That is a traffic shaping (also known a throttling) script.
It appears to take 3 arguments. The interface, the receive limits and the transmit limits.
This first part just deletes everything:
tc qdisc del dev $1 root
tc qdisc del dev $1 ingress
tc qdisc del dev ifb0 root
As you can see the first parameter ($1) is the device interface, for example it could be the wifi interface. It also resets interface ifb0 which is an alternative to tc filters for handling ingress traffic, by redirecting it to a virtual (ifb0) interface and treat is as egress traffic there.
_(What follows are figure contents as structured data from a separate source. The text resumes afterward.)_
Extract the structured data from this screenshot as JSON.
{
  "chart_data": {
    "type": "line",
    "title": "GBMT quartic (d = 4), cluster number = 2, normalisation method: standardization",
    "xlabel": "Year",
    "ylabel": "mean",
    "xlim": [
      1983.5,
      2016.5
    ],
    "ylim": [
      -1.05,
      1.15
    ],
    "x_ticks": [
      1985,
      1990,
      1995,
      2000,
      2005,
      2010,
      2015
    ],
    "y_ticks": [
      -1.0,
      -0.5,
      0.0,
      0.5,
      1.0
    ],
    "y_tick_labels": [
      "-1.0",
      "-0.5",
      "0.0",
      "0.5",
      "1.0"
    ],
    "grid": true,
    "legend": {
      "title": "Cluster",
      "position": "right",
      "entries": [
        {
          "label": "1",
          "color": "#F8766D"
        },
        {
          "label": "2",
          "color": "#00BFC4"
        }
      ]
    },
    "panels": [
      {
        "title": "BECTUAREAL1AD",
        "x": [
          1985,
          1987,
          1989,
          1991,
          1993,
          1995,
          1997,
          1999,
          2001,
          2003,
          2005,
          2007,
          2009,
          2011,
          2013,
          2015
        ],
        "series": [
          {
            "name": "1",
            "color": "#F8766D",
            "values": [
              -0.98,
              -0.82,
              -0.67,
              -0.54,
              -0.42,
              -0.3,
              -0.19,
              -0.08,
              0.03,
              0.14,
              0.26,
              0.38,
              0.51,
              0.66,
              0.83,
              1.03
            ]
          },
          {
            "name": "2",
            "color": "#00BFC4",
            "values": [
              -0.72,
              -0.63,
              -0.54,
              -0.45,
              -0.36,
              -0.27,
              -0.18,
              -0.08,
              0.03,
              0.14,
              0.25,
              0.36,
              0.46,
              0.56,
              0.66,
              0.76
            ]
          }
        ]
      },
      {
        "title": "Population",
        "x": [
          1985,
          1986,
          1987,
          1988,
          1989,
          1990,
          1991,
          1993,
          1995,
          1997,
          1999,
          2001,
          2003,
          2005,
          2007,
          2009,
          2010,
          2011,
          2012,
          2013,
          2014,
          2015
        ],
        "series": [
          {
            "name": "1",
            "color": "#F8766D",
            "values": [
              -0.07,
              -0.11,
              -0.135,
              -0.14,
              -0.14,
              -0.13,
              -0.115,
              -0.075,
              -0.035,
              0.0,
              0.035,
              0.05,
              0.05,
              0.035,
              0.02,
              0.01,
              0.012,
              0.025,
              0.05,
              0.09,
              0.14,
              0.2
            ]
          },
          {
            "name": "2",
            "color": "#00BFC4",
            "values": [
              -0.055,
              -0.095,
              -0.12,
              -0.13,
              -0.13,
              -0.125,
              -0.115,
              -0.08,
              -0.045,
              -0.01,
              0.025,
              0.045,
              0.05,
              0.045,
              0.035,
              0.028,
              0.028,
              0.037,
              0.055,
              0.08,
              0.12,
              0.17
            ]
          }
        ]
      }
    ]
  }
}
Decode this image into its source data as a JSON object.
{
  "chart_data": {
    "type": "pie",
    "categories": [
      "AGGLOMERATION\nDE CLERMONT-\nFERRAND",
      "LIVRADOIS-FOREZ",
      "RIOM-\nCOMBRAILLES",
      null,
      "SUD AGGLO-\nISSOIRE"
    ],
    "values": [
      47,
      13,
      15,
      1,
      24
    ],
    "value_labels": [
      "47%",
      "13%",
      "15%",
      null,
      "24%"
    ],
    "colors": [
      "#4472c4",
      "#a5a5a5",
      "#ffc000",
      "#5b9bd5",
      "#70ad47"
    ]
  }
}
The idea is that you can shape egress traffic but not ingress traffic, thereby if you can make all traffic egress then you can shape it.
This line creates a scheduler (qdisc) for the traffic on the interface supplied in paramter $1:
tc qdisc add dev $1 root handle 1: htb default 1 r2q 1000
here you define a class to which a rule is applied (in this case a rate of parameter $3, which is egress in kilobits):
tc class add dev $1 parent 1: classid 1:1 htb rate $3kbit
here you create another scheduler for the virtual interface and a class with a rule defining a rate of parameter $2, which is ingress, in kilobits:
tc qdisc add dev ifb0 root handle 1: htb default 1 r2q 1000
tc class add dev ifb0 parent 1: classid 1:1 htb rate $2kbit
Full info of components of Linux Traffic Control can be found here.
UPDATE: by the way, in a regular linux box you can see the status of the traffic shaping queues by using tc -s. For example you could try to issue the following commands in your phone and they should work too:
tc -s qdisc ls dev ifb0
tc -s class ls dev ifb0
That will display an abundance of information regarding the traffic shaping being performed.